Biology of reproduction

Neonatal exposure to genistein induces estrogen receptor (ER)alpha expression and multioocyte follicles in the maturing mouse ovary: evidence for ERbeta-mediated and nonestrogenic actions.

PMID 12297547


Outbred CD-1 mice were treated neonatally on Days 1-5 with the phytoestrogen, genistein (1, 10, or 100 micro g per pup per day), and ovaries were collected on Days 5, 12, and 19. Ribonuclease protection assay analysis of ovarian mRNA showed that estrogen receptor beta (ERbeta) predominated over ERalpha in controls and increased with age. Genistein treatment did not alter ERbeta expression, however, ERalpha expression was higher on Days 5 and 12. ERbeta was immunolocalized in granulosa cells, whereas ERalpha was immunolocalized in interstitial and thecal cells. Genistein treatment caused a dramatic increase in ERalpha in granulosa cells. Genistein-treated ERbeta knockout mice showed a similar induction of ERalpha, which is seen in CD-1 mice, suggesting that ERbeta does not mediate this effect. Similar ERalpha induction in granulosa cells was seen in CD-1 mice treated with lavendustin A, a tyrosine kinase inhibitor that has no known estrogenic actions, which suggests that this property of genistein may be responsible. As a functional analysis, genistein-treated mice were superovulated and the number of oocytes was counted. A statistically significant increase in the number of ovulated oocytes was observed with the lowest dose, whereas a decrease was observed with the two higher doses. This increase in ovulatory capacity with the low dose coincided with higher ERalpha expression.
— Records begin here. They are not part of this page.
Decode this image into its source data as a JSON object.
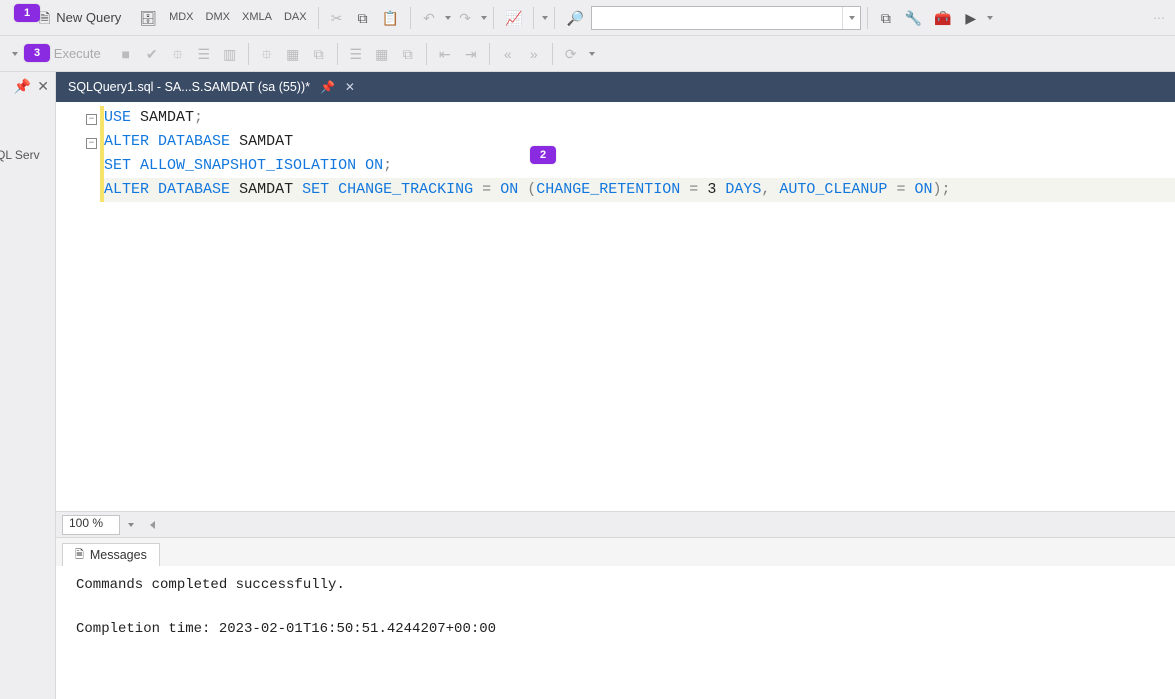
{
  "badges": {
    "b1": "1",
    "b2": "2",
    "b3": "3"
  },
  "toolbar1": {
    "new_query_label": "New Query",
    "icons": {
      "new_query": "🗎",
      "db1": "🗄",
      "mdx": "MDX",
      "dmx": "DMX",
      "xmla": "XMLA",
      "dax": "DAX",
      "cut": "✂",
      "copy": "⧉",
      "paste": "📋",
      "undo": "↶",
      "redo": "↷",
      "chart": "📈",
      "find": "🔎",
      "vs": "⧉",
      "wrench": "🔧",
      "toolbox": "🧰",
      "play": "▶"
    }
  },
  "toolbar2": {
    "execute_label": "Execute",
    "icons": {
      "play": "▶",
      "stop": "■",
      "check": "✔",
      "plan1": "⯐",
      "plan2": "☰",
      "plan3": "▥",
      "grp": "⯐",
      "tbl": "▦",
      "g2": "⧉",
      "indent_dec": "⇤",
      "indent_inc": "⇥",
      "outdent": "«",
      "indentR": "»",
      "comment": "/*",
      "last": "⟳"
    }
  },
  "left_panel": {
    "pin_glyph": "📌",
    "close_glyph": "✕",
    "label": "QL Serv"
  },
  "document_tab": {
    "title": "SQLQuery1.sql - SA...S.SAMDAT (sa (55))*",
    "pin_glyph": "📌",
    "close_glyph": "✕"
  },
  "sql": {
    "l1_use": "USE",
    "l1_db": "SAMDAT",
    "l1_semi": ";",
    "l2_alter": "ALTER",
    "l2_database": "DATABASE",
    "l2_db": "SAMDAT",
    "l3_set": "SET",
    "l3_opt": "ALLOW_SNAPSHOT_ISOLATION",
    "l3_on": "ON",
    "l3_semi": ";",
    "l4_alter": "ALTER",
    "l4_database": "DATABASE",
    "l4_db": "SAMDAT",
    "l4_set": "SET",
    "l4_ct": "CHANGE_TRACKING",
    "l4_eq": "=",
    "l4_on": "ON",
    "l4_lpar": "(",
    "l4_cr": "CHANGE_RETENTION",
    "l4_eq2": "=",
    "l4_3": "3",
    "l4_days": "DAYS",
    "l4_comma": ",",
    "l4_ac": "AUTO_CLEANUP",
    "l4_eq3": "=",
    "l4_on2": "ON",
    "l4_rpar": ")",
    "l4_semi": ";"
  },
  "zoom": {
    "value": "100 %"
  },
  "messages_tab": {
    "label": "Messages",
    "icon": "🗎"
  },
  "messages_body": "Commands completed successfully.\n\nCompletion time: 2023-02-01T16:50:51.4244207+00:00"
}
Histological evaluations on Day 19 revealed a dose-related increase in multioocyte follicles (MOFs) in genistein-treated mice. Tyrosine kinase inhibition was apparently not responsible for MOFs because they were not present in mice that had been treated with lavendustin; however, ERbeta must play a role, because mice lacking ERbeta showed no MOFs. These data taken together demonstrate alterations in the ovary following neonatal exposure to genistein. Given that human infants are exposed to high levels of genistein in soy-based foods, this study indicates that the effects of such exposure on the developing reproductive tract warrant further investigation.